Je suis une ombre.
Une ombre que l'on déplace, le long d'un mur, d'un couloir, d'une pièce non prévue pour m'accueillir. Le décor et les couleurs datent des années 70. Mes voisins "brancardés" datent de la même époque.
J'attends, longtemps.
J'entends des sons. Des sons de cliquetis, des sons de roues qui tournent. J'entends des voix, tantôt de lamentations pathétiques, tantôt d'un ton sec, quoiqu'on le sente, professionnellement adouci. J'entends des bruits de portes. J'entends des bips réguliers.
Une odeur inonde mes narines. Une odeur d'abord désagréable, puis rapidement familière. Elle inonde mes poumons. Je ne souhaite pas décortiquer les fragrances qui la composent.
L'ombre que je suis s'est dissoute dans la nuit qui passe, épaisse et longue.

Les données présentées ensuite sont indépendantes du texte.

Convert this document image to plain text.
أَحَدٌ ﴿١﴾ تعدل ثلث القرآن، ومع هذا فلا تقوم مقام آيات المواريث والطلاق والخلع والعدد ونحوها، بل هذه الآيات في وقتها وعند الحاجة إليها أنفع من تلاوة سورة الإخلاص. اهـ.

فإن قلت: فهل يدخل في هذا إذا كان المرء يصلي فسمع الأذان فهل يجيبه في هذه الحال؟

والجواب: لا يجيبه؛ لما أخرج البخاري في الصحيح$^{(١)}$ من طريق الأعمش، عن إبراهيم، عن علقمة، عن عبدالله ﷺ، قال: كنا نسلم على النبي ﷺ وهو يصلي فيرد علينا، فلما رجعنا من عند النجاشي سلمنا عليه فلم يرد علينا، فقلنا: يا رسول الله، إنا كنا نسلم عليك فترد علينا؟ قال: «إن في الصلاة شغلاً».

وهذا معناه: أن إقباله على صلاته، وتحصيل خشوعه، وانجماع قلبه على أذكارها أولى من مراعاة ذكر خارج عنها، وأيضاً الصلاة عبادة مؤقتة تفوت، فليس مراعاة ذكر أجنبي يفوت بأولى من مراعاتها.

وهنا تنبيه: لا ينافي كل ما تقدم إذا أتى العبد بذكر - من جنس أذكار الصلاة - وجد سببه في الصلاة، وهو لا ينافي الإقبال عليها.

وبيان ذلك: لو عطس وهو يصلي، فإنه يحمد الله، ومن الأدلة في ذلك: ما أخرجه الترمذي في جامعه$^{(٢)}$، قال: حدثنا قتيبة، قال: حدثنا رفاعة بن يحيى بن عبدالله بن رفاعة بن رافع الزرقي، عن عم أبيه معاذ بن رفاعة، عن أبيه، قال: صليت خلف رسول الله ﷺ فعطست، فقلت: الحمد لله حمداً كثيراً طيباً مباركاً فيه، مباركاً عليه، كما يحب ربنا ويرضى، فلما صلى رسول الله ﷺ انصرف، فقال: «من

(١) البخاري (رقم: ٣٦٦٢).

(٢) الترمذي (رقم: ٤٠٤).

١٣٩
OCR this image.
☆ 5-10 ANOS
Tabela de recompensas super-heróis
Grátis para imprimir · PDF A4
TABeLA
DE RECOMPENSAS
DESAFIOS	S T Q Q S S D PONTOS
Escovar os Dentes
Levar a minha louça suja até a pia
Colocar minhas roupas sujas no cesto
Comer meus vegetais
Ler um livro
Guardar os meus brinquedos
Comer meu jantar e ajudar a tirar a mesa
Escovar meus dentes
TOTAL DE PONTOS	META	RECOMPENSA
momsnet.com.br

Je sens que l'on ne m'a pas oublié néanmoins. Une visite soudaine, une lumière vive m'inonde et balaye l'ombre que je suis. Une voix s'échappe, un être s'affaire autour de moi, comme un oiseau rentré soudainement par la fenêtre de ma chambre voletant tantôt près d'appareils de contrôles tantôt près des tiroirs ou des cachets me seront bientôt distribués, selon les réponses que je lui renvoie. Et quasiment, aussi vite qu'apparu, cet oiseau fulgurant repart tout aussi vite vers, je l'imagine, une autre chambre, une autre ombre. Sans oublier, bien sûr de refermer la porte, l'oiseau me replonge dans le noir. Je redeviens une ombre.
Ombre d'humain.
Je suis mal allongé. C’est inconfortable. Je suis alité sur ce qui ne devrait servir qu'à déplacer, de manière ponctuelle. On m'a bien offert un bouton magique: "Si vous avez besoin de quoi que ce soit, n’hésitez pas.". Jamais dans la vraie vie on ne vous donne de bouton en vous disant cela. Mais je rechigne à m'en servir. L'oiseau qui est passé est nécéssaire, vital, je le sens.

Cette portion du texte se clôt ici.